Сонхва подбирает ее, запоздало думая, что устроил ужасный бардак, за который его точно не похвалят. Хва озирается в поисках гребня, но тот как будто растворился, хотя скорее проскользнул в тень, в которой ничего не разглядеть. Пустую плошку, изуродованную грубыми сколами, Сонхва со стуком поставил на стол, кривясь от краски, что его больше растеклась по ладоням и грозилась вот-вот запачкать рукава. С шипением Хва поскреб правой рукой по ребру стола, чтобы счистить краску, но та будто упорно не хотела сходить с ладони, и Сонхва мажет по столешнице в бессмысленной надежде, что действительно избавится от этого, а не размажет. Он сдался слишком быстро, с усталостью выдыхая и прикрывая глаза.
– И для чего? – гремит по комнате шепот. Первая слеза жгла кожу, и сейчас-то кожа точно должна сойти, но распахнув глаза Сонхва увидел прежнее потускневшее, исхудавшее лицо и то, как глаза медленно. наливаются кровью Он изучал каждую клеточку того, что должно быть родным и близким, но видел лишь изуродованное подобие, незнакомца, влезшего в его шкуру. Нос – птичий клюв, готовый то ли проткнуть, то ли разодрать любое существо, что посмеет двинуться, вот и Соловушка, вот и радость наша. На свою беду Сонхва смотрит на заострившийся подбородок и ниже, на шею, на которой из-под воротника выглядывают темные следы, будто оставленные только что.
Желудок сжался, отчего к горлу подкатывает тошнота, но Хва лишь вновь перевел взгляд на лицо. Правой рукой он потянулся к отражению, как к чудной картинке и провел большим пальцем по холодной щеке отражения. Впалый изгиб неприятной худобы – ломанная линия, вместо мягкости реальной плоти. И шутка ли, что рука скользила от остатков краски, отчего глаз отражения заплыл красным. Сонхва поджал губы в сожалении, что может все это видеть. Он всхлипнул, роняя взгляд на руки сначала в отражении, а затем на реальные свои руки. Он все еще сжимал бритву, всю покрытую краской. Зашуршала ткань, а в ушах зашумела кровь, пока левая рука перекладывала лезвие в правую, будто и не по воле хозяина. Острый кончик навис над глазом – от легкого касания кожа над веком лопается. Сонхва замер, глядя на короткую красную линию, а затем нажал чуть сильнее, и по глазу потекла тонкая струйка крови. И снова пауза.

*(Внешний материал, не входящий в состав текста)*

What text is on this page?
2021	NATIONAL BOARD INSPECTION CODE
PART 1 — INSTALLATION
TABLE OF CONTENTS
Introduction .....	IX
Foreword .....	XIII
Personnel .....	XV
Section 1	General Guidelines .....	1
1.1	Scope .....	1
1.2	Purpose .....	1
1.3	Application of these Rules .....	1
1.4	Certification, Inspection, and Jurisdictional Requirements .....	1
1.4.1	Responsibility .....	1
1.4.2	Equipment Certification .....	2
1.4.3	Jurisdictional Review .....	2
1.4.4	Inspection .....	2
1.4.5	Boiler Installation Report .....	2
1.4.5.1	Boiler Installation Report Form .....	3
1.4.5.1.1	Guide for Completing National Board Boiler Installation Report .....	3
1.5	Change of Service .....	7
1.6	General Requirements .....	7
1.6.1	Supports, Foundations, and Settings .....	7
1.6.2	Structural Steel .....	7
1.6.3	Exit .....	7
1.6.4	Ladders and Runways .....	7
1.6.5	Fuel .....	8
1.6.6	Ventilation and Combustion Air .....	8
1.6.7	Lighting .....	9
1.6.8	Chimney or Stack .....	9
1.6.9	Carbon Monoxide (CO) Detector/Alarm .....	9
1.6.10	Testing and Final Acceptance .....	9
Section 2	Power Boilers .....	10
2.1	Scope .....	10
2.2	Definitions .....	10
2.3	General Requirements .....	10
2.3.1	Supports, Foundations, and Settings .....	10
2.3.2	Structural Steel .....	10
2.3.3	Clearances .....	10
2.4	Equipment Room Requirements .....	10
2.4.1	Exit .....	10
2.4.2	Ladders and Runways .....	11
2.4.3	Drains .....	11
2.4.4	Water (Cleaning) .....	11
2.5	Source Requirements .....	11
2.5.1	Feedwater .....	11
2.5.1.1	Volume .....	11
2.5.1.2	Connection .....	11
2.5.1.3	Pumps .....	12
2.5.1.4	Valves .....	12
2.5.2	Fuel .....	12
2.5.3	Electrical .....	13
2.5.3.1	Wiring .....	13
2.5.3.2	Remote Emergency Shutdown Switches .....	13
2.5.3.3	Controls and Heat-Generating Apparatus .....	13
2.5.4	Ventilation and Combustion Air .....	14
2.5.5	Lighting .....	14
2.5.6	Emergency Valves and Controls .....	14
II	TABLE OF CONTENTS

Хва смотрел прямо, не мигая. Зеркало должно было уже треснуть от такого тяжелого взгляда. Так смотрят не на отражение, а на врага, который заливается пеленой ненависти в глазах. С таким взглядом вонзают нож раз за разом, чтоб наверняка, чтобы не проснулся. На столе всполохи жемчужных бусин порванного ожерелья. Они и где-то на полу, в основном там и лежат. Сонхва перехватил бритву буднично, будто думает: “А не продолжить ли бриться?” Кожу еще щипало от открытой раны, и Сонхва было совсем немного страшно, что целый глаз вырезать – боль еще хуже. Это так смешно – бояться боли, когда весь из нее состоишь. Но Сонхва все равно задумался, какой глаз не так больно бить. Со свистом легкие выпустили воздух, и Хва, плюя на размышления, замахивается над левым.
Бритва с силой бьет в центр зеркала под звон стекла и застревает глубоко в деревянной основе.
И все только хуже: на Сонхва смотрели десятки его копий. Они рассыпались по столу, они отлетели на пол, они держались в раме из последних сил и все до единого смотрят на него. Из горла вылетел первый всхлип, который ловят все эти копии лиц, раскрывающие рот в уродливом рыдании. Сонхва захлебвается в нем сразу, стискивая волосы на голове с такой силой, что кожа ноет. Сонхва вновь давился рыданиями, опуская руки, чтобы зажать рот, чтобы никто не услышал.
– Родной, – и почему он ходит так тихо.